Fourthly, the court must take into account the welfare of the child when making an enforcement order. My hon. Friends the Members for Luton, South and for Stafford (Mr. Kidney) believe that at this point the welfare of the child should be of paramount importance, whereas in case law judges have taken the position that the welfare of the child is a material consideration but should not be paramount. I cannot explain the reason for that better than my hon. Friend the Member for Stockport (Ann Coffey) did. The issue for the court is to make enforcement work.
Everyone is agreed that the orders give the courts a range of responses to non-compliance short of those available through contempt that they are more likely to be able to use, because fines and imprisonment are not used routinely but for good and understandable reasons. There is a danger that if we make the welfare principle paramount in relation to a child’s short-term distress, for example—a matter raised by my hon. Friend the Member for Stockport—the courts might feel constrained in implementing the very orders that we want to be at their disposal.
My hon. Friend the Member for Stafford said that the welfare of the child is paramount in all parts of the Children Act 1989, and it is certainly the pervading principle of that Act, but it actually states that welfare is paramount in any question relating to the child’s upbringing. The clause is concerned about the enforcement of contact that the court has said is in the child’s interests, but it is not predominantly and in a paramount way about upbringing.
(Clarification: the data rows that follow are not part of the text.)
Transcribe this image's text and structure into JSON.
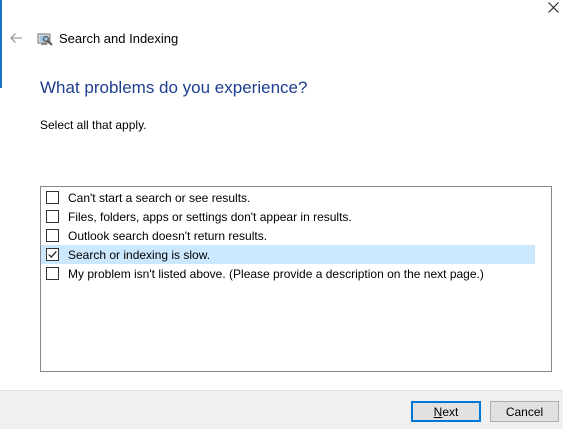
{
  "window": {
    "title": "Search and Indexing",
    "close_icon": "close-icon",
    "back_icon": "back-arrow-icon",
    "app_icon": "troubleshooter-icon",
    "accent_color": "#1a73c8"
  },
  "page": {
    "heading": "What problems do you experience?",
    "heading_color": "#1e3f8f",
    "instruction": "Select all that apply."
  },
  "problems": [
    {
      "label": "Can't start a search or see results.",
      "checked": false
    },
    {
      "label": "Files, folders, apps or settings don't appear in results.",
      "checked": false
    },
    {
      "label": "Outlook search doesn't return results.",
      "checked": false
    },
    {
      "label": "Search or indexing is slow.",
      "checked": true
    },
    {
      "label": "My problem isn't listed above. (Please provide a description on the next page.)",
      "checked": false
    }
  ],
  "buttons": {
    "next_mnemonic": "N",
    "next_rest": "ext",
    "cancel": "Cancel"
  }
}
Finally, and most importantly, the effect of clause 7, which was added to the Bill in the other place, places a duty on CAFCASS to undertake a risk assessment whenever it has cause to suspect that the child concerned is at risk of harm. That duty must be exercised at any point in the process, including when enforcement orders are under consideration.
My hon. Friend the Member for Luton, South referred to section 122 of the Adoption and Children Act 2002, which provides for the representation of children in public law proceedings. I appreciate that there is a strong wish for the rules to be made under that rule-making power. We intend to proceed in that direction but we need to consider the outcome of research into the operation of rule 9.5 of the family proceedings laws to inform our consideration.
I hope that I have reassured my hon. Friend that I do not dismiss the serious matters she has raised. However, at this point in the process it is important, first, to allow enforcement orders to proceed, and, secondly, to ensure that there are sufficient levers in the provision for the court to consider safety considerations fully at that point if necessary. I therefore hope that my hon. Friend will ask leave to withdraw the amendment.